The reliability of the present index was in the acceptable range, although lower compared with past studies. The Cronbach’s alpha for Factors 1 and 2 is .876 and .571, respectively, with an overall internal consistency of greater than .8, which shows good internal consistency. The overall Cronbach’s alpha for Herth (1992) was 0.97, and it was 0.81 for the Norwegian study by Wahl et al. (2004). HHI-Dutch reported Cronbach’s alpha of 0.84 (Van Gestel-Timmermans et al., 2010), while HHI-German was at 0.82 (Geiser et al., 2015), 0.89 for the Japanese study among urban population (Hirano et al., 2007). AIC of the factors was greater than .4. The AIC of the items should be ranged between .2 and .4, while ideals in the range .1 and .5 are acceptable (Cox & Ferguson, 1994). The AIC for the two subscales was .452 and .400, respectively, thus demonstrating reasonable reliabilities.

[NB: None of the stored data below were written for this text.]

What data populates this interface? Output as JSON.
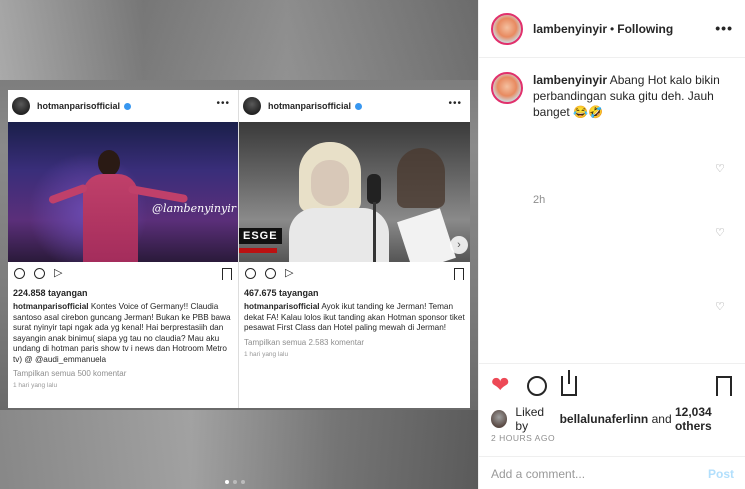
{
  "post": {
    "left_card": {
      "username": "hotmanparisofficial",
      "watermark": "@lambenyinyir",
      "views": "224.858 tayangan",
      "caption_user": "hotmanparisofficial",
      "caption_text": "Kontes Voice of Germany!! Claudia santoso asal cirebon guncang Jerman! Bukan ke PBB bawa surat nyinyir tapi ngak ada yg kenal! Hai berprestasiih dan sayangin anak binimu( siapa yg tau no claudia? Mau aku undang di hotman paris show tv i news dan Hotroom Metro tv) @ @audi_emmanuela",
      "comments_link": "Tampilkan semua 500 komentar",
      "time": "1 hari yang lalu"
    },
    "right_card": {
      "username": "hotmanparisofficial",
      "overlay_logo": "ESGE",
      "views": "467.675 tayangan",
      "caption_user": "hotmanparisofficial",
      "caption_text": "Ayok ikut tanding ke Jerman! Teman dekat FA! Kalau lolos ikut tanding akan Hotman sponsor tiket pesawat First Class dan Hotel paling mewah di Jerman!",
      "comments_link": "Tampilkan semua 2.583 komentar",
      "time": "1 hari yang lalu"
    }
  },
  "sidebar": {
    "username": "lambenyinyir",
    "separator": "•",
    "follow_status": "Following",
    "more": "•••",
    "comment": {
      "username": "lambenyinyir",
      "text": "Abang Hot kalo bikin perbandingan suka gitu deh. Jauh banget 😂🤣",
      "time": "2h"
    },
    "likes": {
      "prefix": "Liked by",
      "user": "bellalunaferlinn",
      "middle": "and",
      "count": "12,034 others"
    },
    "posted_ago": "2 HOURS AGO",
    "add_comment_placeholder": "Add a comment...",
    "post_button": "Post"
  }
}
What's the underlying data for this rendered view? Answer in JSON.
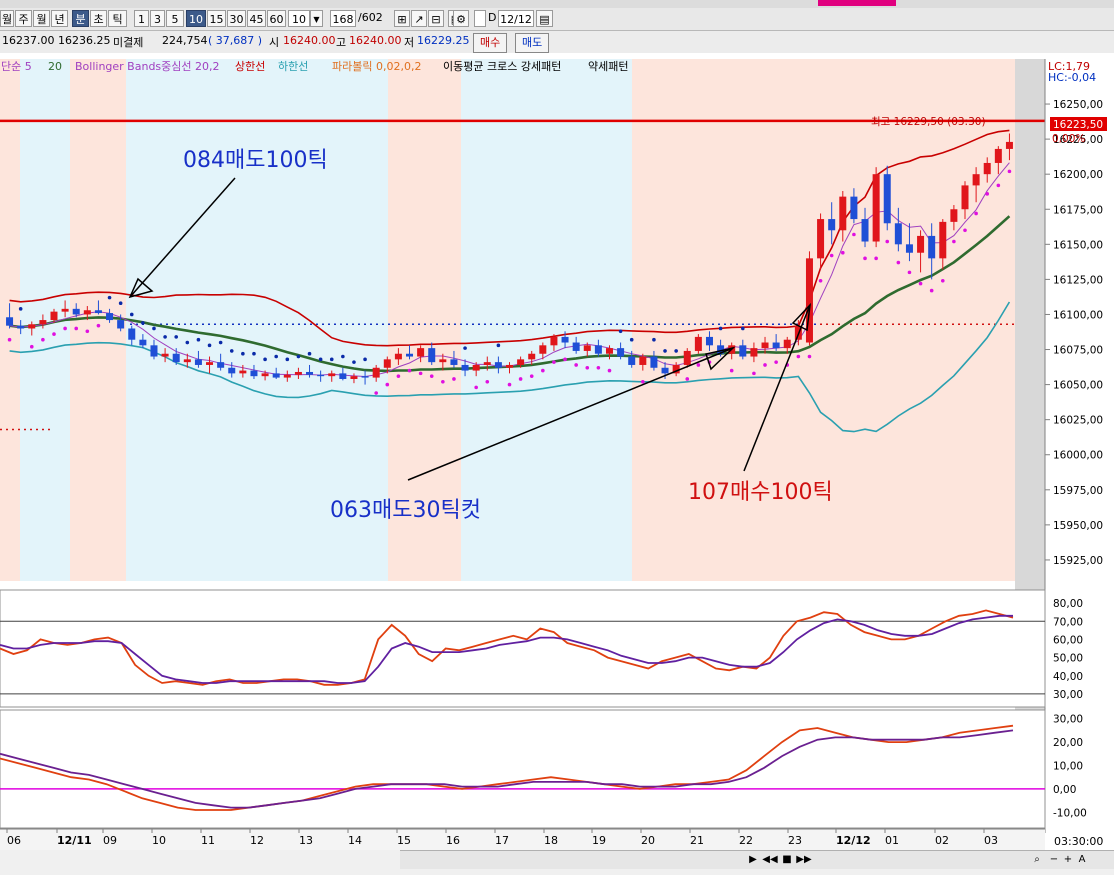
{
  "toolbar": {
    "periods": [
      "월",
      "주",
      "월",
      "년",
      "분",
      "초",
      "틱"
    ],
    "selected_period": "분",
    "intervals": [
      "1",
      "3",
      "5",
      "10",
      "15",
      "30",
      "45",
      "60"
    ],
    "selected_interval": "10",
    "interval_select": "10",
    "count": "168",
    "count_total": "/602",
    "date_label": "D",
    "date_value": "12/12"
  },
  "quote": {
    "price1": "16237.00",
    "price2": "16236.25",
    "oi_label": "미결제",
    "oi_value": "224,754",
    "oi_change": "( 37,687 )",
    "open_label": "시",
    "open_value": "16240.00",
    "high_label": "고",
    "high_value": "16240.00",
    "low_label": "저",
    "low_value": "16229.25",
    "buy_label": "매수",
    "sell_label": "매도"
  },
  "legend": {
    "ma": "단순 5",
    "ma_period": "20",
    "bb": "Bollinger Bands중심선 20,2",
    "upper": "상한선",
    "lower": "하한선",
    "sar": "파라볼릭 0,02,0,2",
    "pattern": "이동평균 크로스 강세패턴",
    "weak": "약세패턴"
  },
  "colors": {
    "up": "#e0161b",
    "down": "#1f4fd6",
    "bb_upper": "#c80000",
    "bb_lower": "#2aa0b0",
    "ma_long": "#2f6b2f",
    "ma_short": "#a040c0",
    "sar_down": "#0a2aa8",
    "sar_up": "#e010e0",
    "shade_pink": "#fde5dc",
    "shade_blue": "#e3f4fa",
    "hline": "#e00000"
  },
  "chart_data": [
    {
      "type": "candlestick",
      "title": "",
      "ylim": [
        15905,
        16265
      ],
      "yticks": [
        "16250,00",
        "16225,00",
        "16200,00",
        "16175,00",
        "16150,00",
        "16125,00",
        "16100,00",
        "16075,00",
        "16050,00",
        "16025,00",
        "16000,00",
        "15975,00",
        "15950,00",
        "15925,00"
      ],
      "xticks": [
        "06",
        "12/11",
        "09",
        "10",
        "11",
        "12",
        "13",
        "14",
        "15",
        "16",
        "17",
        "18",
        "19",
        "20",
        "21",
        "22",
        "23",
        "12/12",
        "01",
        "02",
        "03"
      ],
      "lc_label": "LC:1,79",
      "hc_label": "HC:-0,04",
      "last_price": "16223,50",
      "last_change": "0,00%",
      "high_annotation": "최고 16229,50 (03:30)",
      "red_line": 16238,
      "dotted_ref": 16093,
      "candles": [
        [
          16098,
          16108,
          16090,
          16092
        ],
        [
          16092,
          16096,
          16086,
          16090
        ],
        [
          16090,
          16095,
          16085,
          16093
        ],
        [
          16093,
          16100,
          16090,
          16096
        ],
        [
          16096,
          16104,
          16094,
          16102
        ],
        [
          16102,
          16110,
          16098,
          16104
        ],
        [
          16104,
          16108,
          16098,
          16100
        ],
        [
          16100,
          16106,
          16096,
          16103
        ],
        [
          16103,
          16110,
          16100,
          16101
        ],
        [
          16101,
          16104,
          16094,
          16096
        ],
        [
          16096,
          16100,
          16088,
          16090
        ],
        [
          16090,
          16092,
          16078,
          16082
        ],
        [
          16082,
          16086,
          16076,
          16078
        ],
        [
          16078,
          16082,
          16068,
          16070
        ],
        [
          16070,
          16076,
          16066,
          16072
        ],
        [
          16072,
          16076,
          16064,
          16066
        ],
        [
          16066,
          16072,
          16062,
          16068
        ],
        [
          16068,
          16074,
          16062,
          16064
        ],
        [
          16064,
          16070,
          16058,
          16066
        ],
        [
          16066,
          16072,
          16060,
          16062
        ],
        [
          16062,
          16066,
          16055,
          16058
        ],
        [
          16058,
          16064,
          16055,
          16060
        ],
        [
          16060,
          16064,
          16054,
          16056
        ],
        [
          16056,
          16060,
          16053,
          16058
        ],
        [
          16058,
          16062,
          16054,
          16055
        ],
        [
          16055,
          16060,
          16052,
          16057
        ],
        [
          16057,
          16062,
          16054,
          16059
        ],
        [
          16059,
          16064,
          16055,
          16057
        ],
        [
          16057,
          16060,
          16052,
          16056
        ],
        [
          16056,
          16060,
          16052,
          16058
        ],
        [
          16058,
          16062,
          16053,
          16054
        ],
        [
          16054,
          16058,
          16051,
          16056
        ],
        [
          16056,
          16060,
          16050,
          16055
        ],
        [
          16055,
          16064,
          16052,
          16062
        ],
        [
          16062,
          16070,
          16058,
          16068
        ],
        [
          16068,
          16076,
          16064,
          16072
        ],
        [
          16072,
          16078,
          16068,
          16070
        ],
        [
          16070,
          16078,
          16066,
          16076
        ],
        [
          16076,
          16080,
          16064,
          16066
        ],
        [
          16066,
          16072,
          16060,
          16068
        ],
        [
          16068,
          16074,
          16062,
          16064
        ],
        [
          16064,
          16068,
          16056,
          16060
        ],
        [
          16060,
          16066,
          16056,
          16064
        ],
        [
          16064,
          16070,
          16060,
          16066
        ],
        [
          16066,
          16070,
          16058,
          16062
        ],
        [
          16062,
          16066,
          16058,
          16064
        ],
        [
          16064,
          16070,
          16062,
          16068
        ],
        [
          16068,
          16074,
          16064,
          16072
        ],
        [
          16072,
          16080,
          16068,
          16078
        ],
        [
          16078,
          16086,
          16074,
          16084
        ],
        [
          16084,
          16088,
          16076,
          16080
        ],
        [
          16080,
          16084,
          16072,
          16074
        ],
        [
          16074,
          16080,
          16070,
          16078
        ],
        [
          16078,
          16082,
          16070,
          16072
        ],
        [
          16072,
          16078,
          16068,
          16076
        ],
        [
          16076,
          16080,
          16068,
          16070
        ],
        [
          16070,
          16074,
          16062,
          16064
        ],
        [
          16064,
          16072,
          16060,
          16070
        ],
        [
          16070,
          16074,
          16060,
          16062
        ],
        [
          16062,
          16066,
          16054,
          16058
        ],
        [
          16058,
          16066,
          16056,
          16064
        ],
        [
          16064,
          16076,
          16062,
          16074
        ],
        [
          16074,
          16086,
          16072,
          16084
        ],
        [
          16084,
          16088,
          16074,
          16078
        ],
        [
          16078,
          16082,
          16070,
          16072
        ],
        [
          16072,
          16080,
          16068,
          16078
        ],
        [
          16078,
          16082,
          16068,
          16070
        ],
        [
          16070,
          16080,
          16066,
          16076
        ],
        [
          16076,
          16084,
          16072,
          16080
        ],
        [
          16080,
          16086,
          16074,
          16076
        ],
        [
          16076,
          16084,
          16072,
          16082
        ],
        [
          16082,
          16096,
          16078,
          16092
        ],
        [
          16080,
          16145,
          16078,
          16140
        ],
        [
          16140,
          16172,
          16132,
          16168
        ],
        [
          16168,
          16180,
          16150,
          16160
        ],
        [
          16160,
          16188,
          16152,
          16184
        ],
        [
          16184,
          16190,
          16165,
          16168
        ],
        [
          16168,
          16176,
          16148,
          16152
        ],
        [
          16152,
          16205,
          16148,
          16200
        ],
        [
          16200,
          16206,
          16160,
          16165
        ],
        [
          16165,
          16176,
          16145,
          16150
        ],
        [
          16150,
          16165,
          16138,
          16144
        ],
        [
          16144,
          16160,
          16130,
          16156
        ],
        [
          16156,
          16165,
          16125,
          16140
        ],
        [
          16140,
          16168,
          16132,
          16166
        ],
        [
          16166,
          16178,
          16160,
          16175
        ],
        [
          16175,
          16195,
          16168,
          16192
        ],
        [
          16192,
          16205,
          16180,
          16200
        ],
        [
          16200,
          16212,
          16194,
          16208
        ],
        [
          16208,
          16220,
          16200,
          16218
        ],
        [
          16218,
          16229,
          16210,
          16223
        ]
      ]
    },
    {
      "type": "line",
      "name": "stochastic",
      "ylim": [
        25,
        85
      ],
      "yticks": [
        "80,00",
        "70,00",
        "60,00",
        "50,00",
        "40,00",
        "30,00"
      ],
      "series": [
        {
          "color": "#e04010",
          "values": [
            55,
            52,
            54,
            60,
            58,
            57,
            58,
            60,
            61,
            58,
            46,
            40,
            36,
            37,
            36,
            35,
            37,
            38,
            36,
            36,
            37,
            38,
            38,
            37,
            35,
            35,
            36,
            38,
            60,
            68,
            62,
            52,
            48,
            55,
            54,
            56,
            58,
            60,
            62,
            60,
            66,
            64,
            58,
            56,
            54,
            50,
            48,
            46,
            44,
            48,
            50,
            52,
            48,
            44,
            43,
            45,
            44,
            50,
            62,
            70,
            72,
            75,
            74,
            68,
            64,
            62,
            60,
            60,
            62,
            66,
            70,
            73,
            74,
            76,
            74,
            72
          ]
        },
        {
          "color": "#6020a0",
          "values": [
            57,
            55,
            55,
            57,
            58,
            58,
            58,
            59,
            59,
            58,
            52,
            46,
            40,
            38,
            37,
            36,
            36,
            37,
            37,
            37,
            37,
            37,
            37,
            37,
            37,
            36,
            36,
            37,
            45,
            55,
            58,
            56,
            53,
            53,
            53,
            54,
            55,
            57,
            58,
            59,
            61,
            61,
            60,
            58,
            56,
            54,
            51,
            49,
            47,
            47,
            48,
            50,
            50,
            48,
            46,
            45,
            45,
            47,
            53,
            60,
            65,
            69,
            71,
            70,
            68,
            65,
            63,
            62,
            62,
            63,
            66,
            69,
            71,
            72,
            73,
            73
          ]
        }
      ]
    },
    {
      "type": "line",
      "name": "macd",
      "ylim": [
        -15,
        32
      ],
      "yticks": [
        "30,00",
        "20,00",
        "10,00",
        "0,00",
        "-10,00"
      ],
      "series": [
        {
          "color": "#e04010",
          "values": [
            13,
            11,
            9,
            7,
            5,
            4,
            2,
            -1,
            -4,
            -6,
            -8,
            -9,
            -9,
            -9,
            -8,
            -7,
            -6,
            -5,
            -3,
            -1,
            1,
            2,
            2,
            2,
            2,
            1,
            0,
            1,
            2,
            3,
            4,
            5,
            4,
            3,
            2,
            1,
            0,
            1,
            2,
            2,
            3,
            4,
            8,
            14,
            20,
            25,
            26,
            24,
            22,
            21,
            20,
            20,
            21,
            22,
            24,
            25,
            26,
            27
          ]
        },
        {
          "color": "#6a2090",
          "values": [
            15,
            13,
            11,
            9,
            7,
            6,
            4,
            2,
            0,
            -2,
            -4,
            -6,
            -7,
            -8,
            -8,
            -7,
            -6,
            -5,
            -4,
            -2,
            0,
            1,
            2,
            2,
            2,
            2,
            1,
            1,
            1,
            2,
            3,
            3,
            3,
            3,
            2,
            2,
            1,
            1,
            1,
            2,
            2,
            3,
            5,
            9,
            14,
            18,
            21,
            22,
            22,
            21,
            21,
            21,
            21,
            22,
            22,
            23,
            24,
            25
          ]
        }
      ]
    }
  ],
  "annotations": {
    "a1": "084매도100틱",
    "a2": "063매도30틱컷",
    "a3": "107매수100틱"
  },
  "time_label": "03:30:00",
  "scroll": {
    "play": "▶",
    "prev": "◀◀",
    "stop": "■",
    "next": "▶▶"
  }
}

According to the final model of HHI-Persian, there is a link between measurement errors of items 9th and 7th (e9 and e7), 9th and 10th (e9 and e10), 7th and 8th (e7 and e8), and 2nd and 10th (e2 and e10). Correlated measurement error arises from the situation when variables have not been recognized clearly or not measured openly (Munro, 2005). Self-reported measurement method may cause measurement errors. Conversely, measurement errors can be the consequence of using similar words and expressions in both positive and negative statements (Sharif Nia et al., 2016). Correlated measurement error can be used as a scale reduction technique to finalize and then confirm final structural scale (Floyd & Widaman, 1995).
Limitations
One of the limitations of this study is the convenience sampling method that limits the generalizability of the findings. Future studies should consider using a more representative sample. In addition, further studies should include other measures to test the nomological validity of the scale and to examine hope among different segments of the population.
Conclusions
The HHI that was first developed in the United States was translated into the Persian language and tested for reliability and validity using a convenience sample of healthy older adults in Iran. Although the Index was first administered on ill or chronically ill people to assess their condition, the 12-item scale has been tested among healthy older individuals in the general population. To our knowledge, this is the first study that attempted to assess the validity and reliability of the scale among older people in an Asian context. The HHI-Persian Scale as a whole has good internal consistency, and it has achieved the requirements for psychometric properties. The practical implication of this study shows that in clinical settings as in the general population, the scale is reliable in assessing older adults to aid them in the coping process.
Footnotes
Acknowledgments
The authors would like to express their gratitude to the patients who participated in this study.
Declaration of Conflicting Interests
The authors declared no potential conflicts of interest with respect to the research, authorship, and/or publication of this article.
Funding
The authors disclosed receipt of the following financial support for the research, authorship, and/or publication of this article: The project was supported by the Mazandaran University of Medical Sciences, Iran.